Just a guess here, but I'm thinking it has something to do with the registers being an internal core component of the CPU that have been there in some form the whole time whereas cache was a little more of an afterthought when CPUs and other processing units stopped being the bottleneck and started to significantly outstrip the performance of (practical/affordable) memory and memory controllers. It used to be that the memory sub-systems had artificial wait states as the processors could not keep up otherwise, rather than processors siting around waiting for responses.

Also, cache is essentially optional, and its configuration (not just sizes, but how it is shared amongst cores and other units, speeds relative to other memory levels, even how many levels there are (and each level can have different properties) how cache rows are arranged and mapped, their size, ..., etc.) can and will vary between otherwise identical looking systems. If you are compiling to optimise for cache use you end up either having to JiT compile, or compile several versions of some routines and include them all so which one is used can be chosen at run-time, or have different versions of the whole compiled output for different systems. All of those things happen at times anyway for other reasons, but presumably the overall pay-off of doing the same for cache variances isn't high enough for it to be worthwhile building into general purpose compilers (though the cases for/against this sort of work in domain specific compilers and other tool chains may be quite different).

Some designs argue that we shouldn't need to care about the implementation details of any memory let alone L1/2/3/? cache - just access storage and let the OS & hardware make use of the faster memory levels it has access to as it sees fit to optimise that storage access.

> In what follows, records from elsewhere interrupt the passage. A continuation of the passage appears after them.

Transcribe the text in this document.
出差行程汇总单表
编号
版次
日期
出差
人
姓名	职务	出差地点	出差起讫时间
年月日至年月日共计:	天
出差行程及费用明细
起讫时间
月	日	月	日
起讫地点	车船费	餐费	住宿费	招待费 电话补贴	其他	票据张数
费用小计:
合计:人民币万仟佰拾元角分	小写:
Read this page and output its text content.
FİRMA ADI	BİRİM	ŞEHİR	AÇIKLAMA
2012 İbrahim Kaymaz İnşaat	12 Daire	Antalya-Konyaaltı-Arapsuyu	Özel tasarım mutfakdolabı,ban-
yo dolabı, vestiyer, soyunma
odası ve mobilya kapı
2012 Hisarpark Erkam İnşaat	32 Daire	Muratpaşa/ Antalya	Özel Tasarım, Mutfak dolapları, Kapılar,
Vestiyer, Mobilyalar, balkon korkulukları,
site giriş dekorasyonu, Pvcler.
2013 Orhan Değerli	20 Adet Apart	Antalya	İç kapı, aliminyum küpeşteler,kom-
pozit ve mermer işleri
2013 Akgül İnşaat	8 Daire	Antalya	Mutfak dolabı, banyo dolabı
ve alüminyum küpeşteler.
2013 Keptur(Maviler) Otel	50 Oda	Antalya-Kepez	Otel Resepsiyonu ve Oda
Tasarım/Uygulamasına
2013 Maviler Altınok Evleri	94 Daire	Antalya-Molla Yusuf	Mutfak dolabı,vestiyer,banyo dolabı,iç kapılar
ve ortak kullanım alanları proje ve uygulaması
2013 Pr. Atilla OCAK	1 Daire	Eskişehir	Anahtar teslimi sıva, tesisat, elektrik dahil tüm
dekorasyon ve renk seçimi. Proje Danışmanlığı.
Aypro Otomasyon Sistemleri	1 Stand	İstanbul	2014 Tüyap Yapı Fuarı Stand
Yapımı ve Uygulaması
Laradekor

The wonderful thing about caches is that they are invisible to the programmer; the designer can add bigger caches, more levels of caches, different configurations of shared/private/inclusive/exclusive caches... and it Just Works.

However, there are many machines, which instead of using caches, use programmer-visible “scratchpads”. There are many reasons for this, but two big reasons are performance-predictability (real-time systems) or to avoid the hw complexity of cache management.

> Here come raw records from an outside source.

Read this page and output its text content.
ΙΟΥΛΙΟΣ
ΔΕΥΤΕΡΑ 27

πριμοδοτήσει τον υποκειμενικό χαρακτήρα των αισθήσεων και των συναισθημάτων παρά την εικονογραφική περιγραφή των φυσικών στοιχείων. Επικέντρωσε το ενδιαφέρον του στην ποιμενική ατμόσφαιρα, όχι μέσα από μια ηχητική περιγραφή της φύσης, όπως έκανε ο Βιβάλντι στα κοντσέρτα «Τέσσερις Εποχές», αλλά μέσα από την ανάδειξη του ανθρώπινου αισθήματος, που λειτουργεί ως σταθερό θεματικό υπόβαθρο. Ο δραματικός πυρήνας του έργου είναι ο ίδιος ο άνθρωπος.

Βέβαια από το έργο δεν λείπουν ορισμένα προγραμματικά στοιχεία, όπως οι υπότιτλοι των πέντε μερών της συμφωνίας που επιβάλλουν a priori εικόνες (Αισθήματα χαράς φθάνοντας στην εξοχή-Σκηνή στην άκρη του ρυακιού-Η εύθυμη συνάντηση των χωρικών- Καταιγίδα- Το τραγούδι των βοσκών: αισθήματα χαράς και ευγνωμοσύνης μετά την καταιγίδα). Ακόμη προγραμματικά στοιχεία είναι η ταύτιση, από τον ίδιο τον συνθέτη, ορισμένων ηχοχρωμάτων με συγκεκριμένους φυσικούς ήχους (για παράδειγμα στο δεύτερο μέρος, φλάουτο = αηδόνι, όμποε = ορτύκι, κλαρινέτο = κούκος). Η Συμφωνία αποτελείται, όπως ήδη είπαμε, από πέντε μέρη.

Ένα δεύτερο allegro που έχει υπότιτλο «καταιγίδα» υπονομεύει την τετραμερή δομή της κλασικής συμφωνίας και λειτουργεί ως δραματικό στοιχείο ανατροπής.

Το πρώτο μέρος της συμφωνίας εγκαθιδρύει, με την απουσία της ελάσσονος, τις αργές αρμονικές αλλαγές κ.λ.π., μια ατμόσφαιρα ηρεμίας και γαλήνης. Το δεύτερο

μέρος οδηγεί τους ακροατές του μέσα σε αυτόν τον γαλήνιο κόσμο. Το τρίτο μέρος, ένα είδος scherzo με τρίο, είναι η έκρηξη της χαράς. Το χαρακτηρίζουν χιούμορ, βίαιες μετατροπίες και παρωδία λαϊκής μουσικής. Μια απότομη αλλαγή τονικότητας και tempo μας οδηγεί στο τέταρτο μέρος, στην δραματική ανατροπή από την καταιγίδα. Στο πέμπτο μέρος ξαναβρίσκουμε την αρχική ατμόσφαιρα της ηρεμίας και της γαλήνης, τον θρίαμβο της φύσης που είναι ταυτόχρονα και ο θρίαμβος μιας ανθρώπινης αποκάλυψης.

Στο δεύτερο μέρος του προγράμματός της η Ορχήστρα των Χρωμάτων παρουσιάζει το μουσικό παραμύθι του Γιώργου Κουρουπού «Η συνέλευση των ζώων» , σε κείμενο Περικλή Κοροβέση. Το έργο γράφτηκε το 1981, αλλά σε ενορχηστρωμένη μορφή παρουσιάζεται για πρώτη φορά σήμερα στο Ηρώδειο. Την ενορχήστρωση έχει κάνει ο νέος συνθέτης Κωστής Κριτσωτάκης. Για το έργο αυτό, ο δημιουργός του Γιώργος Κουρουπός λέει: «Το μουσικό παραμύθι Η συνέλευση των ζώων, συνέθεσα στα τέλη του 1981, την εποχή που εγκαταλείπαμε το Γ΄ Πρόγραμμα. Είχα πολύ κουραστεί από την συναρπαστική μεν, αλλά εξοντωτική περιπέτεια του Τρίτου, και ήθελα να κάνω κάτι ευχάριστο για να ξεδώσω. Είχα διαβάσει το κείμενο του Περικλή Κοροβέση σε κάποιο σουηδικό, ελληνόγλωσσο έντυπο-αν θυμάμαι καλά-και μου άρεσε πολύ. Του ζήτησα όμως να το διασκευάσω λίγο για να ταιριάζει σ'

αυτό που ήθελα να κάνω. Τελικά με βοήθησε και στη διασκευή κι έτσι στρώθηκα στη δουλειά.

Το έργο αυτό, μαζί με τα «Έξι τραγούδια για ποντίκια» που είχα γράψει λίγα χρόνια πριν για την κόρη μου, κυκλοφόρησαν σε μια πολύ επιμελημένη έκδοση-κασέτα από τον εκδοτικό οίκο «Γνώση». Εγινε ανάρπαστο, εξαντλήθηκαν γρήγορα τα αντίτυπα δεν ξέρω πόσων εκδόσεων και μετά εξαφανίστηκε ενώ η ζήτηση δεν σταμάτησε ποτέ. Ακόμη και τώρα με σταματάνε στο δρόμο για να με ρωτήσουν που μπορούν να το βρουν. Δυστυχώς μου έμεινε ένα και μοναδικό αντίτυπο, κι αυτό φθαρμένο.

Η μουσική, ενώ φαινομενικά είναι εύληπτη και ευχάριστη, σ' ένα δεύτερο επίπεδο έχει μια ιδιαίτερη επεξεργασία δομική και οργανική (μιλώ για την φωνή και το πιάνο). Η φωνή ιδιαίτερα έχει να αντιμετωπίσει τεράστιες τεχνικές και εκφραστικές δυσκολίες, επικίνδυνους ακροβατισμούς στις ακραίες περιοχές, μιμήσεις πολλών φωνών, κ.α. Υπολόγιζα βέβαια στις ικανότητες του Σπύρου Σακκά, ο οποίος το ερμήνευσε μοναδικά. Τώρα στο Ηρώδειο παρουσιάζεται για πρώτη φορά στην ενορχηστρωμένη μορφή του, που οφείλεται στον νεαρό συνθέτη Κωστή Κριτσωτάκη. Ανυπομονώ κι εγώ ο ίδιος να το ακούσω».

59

In general though, scratchpads are hugely painful to program for and terrible for code portability.

What do you mean by 'controlled by hardware'? The registers the compiler chooses for you are an abstraction themselves, one of the first things a CPU does is register renaming. Same for main memory, you are presented mostly an abstraction of main memory, with a ton of layers in-between (load/store buffers, write-combine buffers, coherent caches, etc)

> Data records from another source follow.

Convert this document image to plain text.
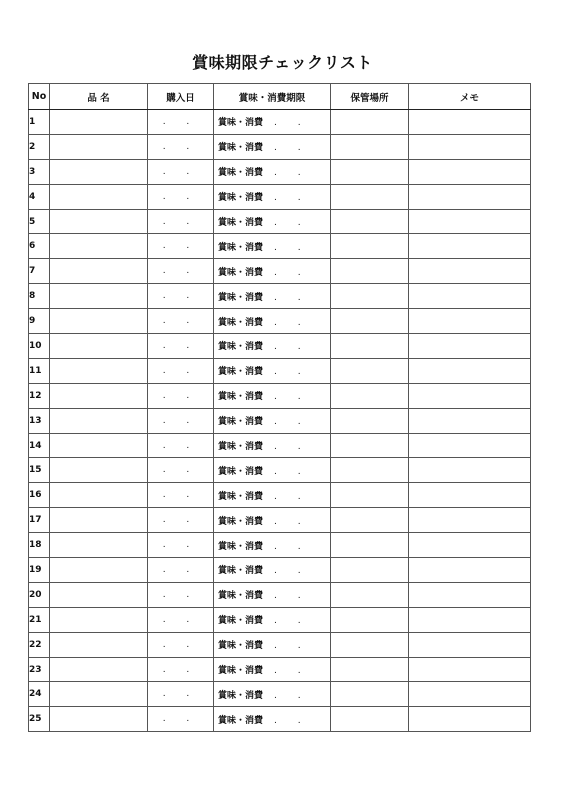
賞味期限チェックリスト
No	品 名	購入日	賞味・消費期限	保管場所	メモ
1		. .	賞味・消費 . .		
2		. .	賞味・消費 . .		
3		. .	賞味・消費 . .		
4		. .	賞味・消費 . .		
5		. .	賞味・消費 . .		
6		. .	賞味・消費 . .		
7		. .	賞味・消費 . .		
8		. .	賞味・消費 . .		
9		. .	賞味・消費 . .		
10		. .	賞味・消費 . .		
11		. .	賞味・消費 . .		
12		. .	賞味・消費 . .		
13		. .	賞味・消費 . .		
14		. .	賞味・消費 . .		
15		. .	賞味・消費 . .		
16		. .	賞味・消費 . .		
17		. .	賞味・消費 . .		
18		. .	賞味・消費 . .		
19		. .	賞味・消費 . .		
20		. .	賞味・消費 . .		
21		. .	賞味・消費 . .		
22		. .	賞味・消費 . .		
23		. .	賞味・消費 . .		
24		. .	賞味・消費 . .		
25		. .	賞味・消費 . .		
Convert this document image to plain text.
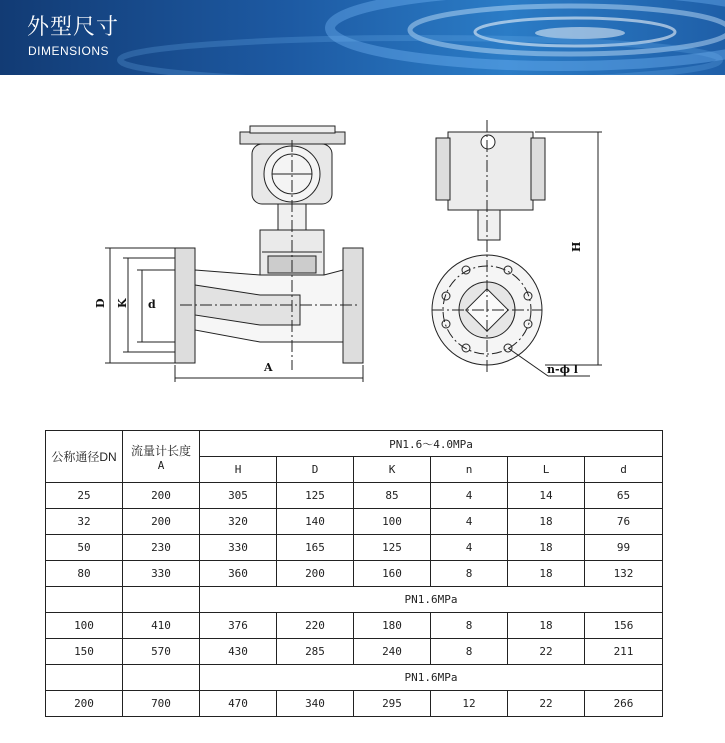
外型尺寸
DIMENSIONS
D K d
A
H
n-ϕ l
公称通径DN	流量计长度
A	PN1.6～4.0MPa					
		H	D	K	n	L	d
25	200	305	125	85	4	14	65
32	200	320	140	100	4	18	76
50	230	330	165	125	4	18	99
80	330	360	200	160	8	18	132
		PN1.6MPa					
100	410	376	220	180	8	18	156
150	570	430	285	240	8	22	211
		PN1.6MPa					
200	700	470	340	295	12	22	266
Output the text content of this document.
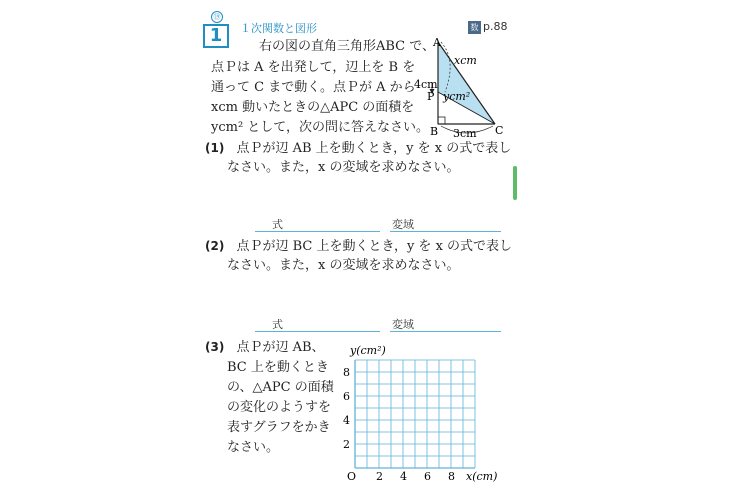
⑲
1	１次関数と図形	数 p.88
右の図の直角三角形ABC で、
点Ｐは A を出発して，辺上を B を
通って C まで動く。点Ｐが A から
xcm 動いたときの△APC の面積を
ycm² として，次の問に答えなさい。
A
B	C
P
xcm
ycm²
4cm
3cm
(1) 点Ｐが辺 AB 上を動くとき，y を x の式で表し
なさい。また，x の変域を求めなさい。
式	変域
(2) 点Ｐが辺 BC 上を動くとき，y を x の式で表し
なさい。また，x の変域を求めなさい。
式	変域
(3) 点Ｐが辺 AB、
BC 上を動くとき
の、△APC の面積
の変化のようすを
表すグラフをかき
なさい。
2 4 6 8
2
4
6
8
y(cm²)
O	x(cm)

Turning the argument the other way, you as a programmer can control a lot about caches: you can prefetch cache lines, invalidate them and use streaming instructions to bypass them.

What you said makes sense. The question is more from the perspective of the compiler/assembler. At these layers you explicitly say, move this number to this register, or read a number from this address. But you very rarely are able to say, copy this chunk of data into this cache line. Sure there are exceptions (like the GPU), and there are cases where you can hack it to do what you want. But in general you don't get to control the cache in a very specific way.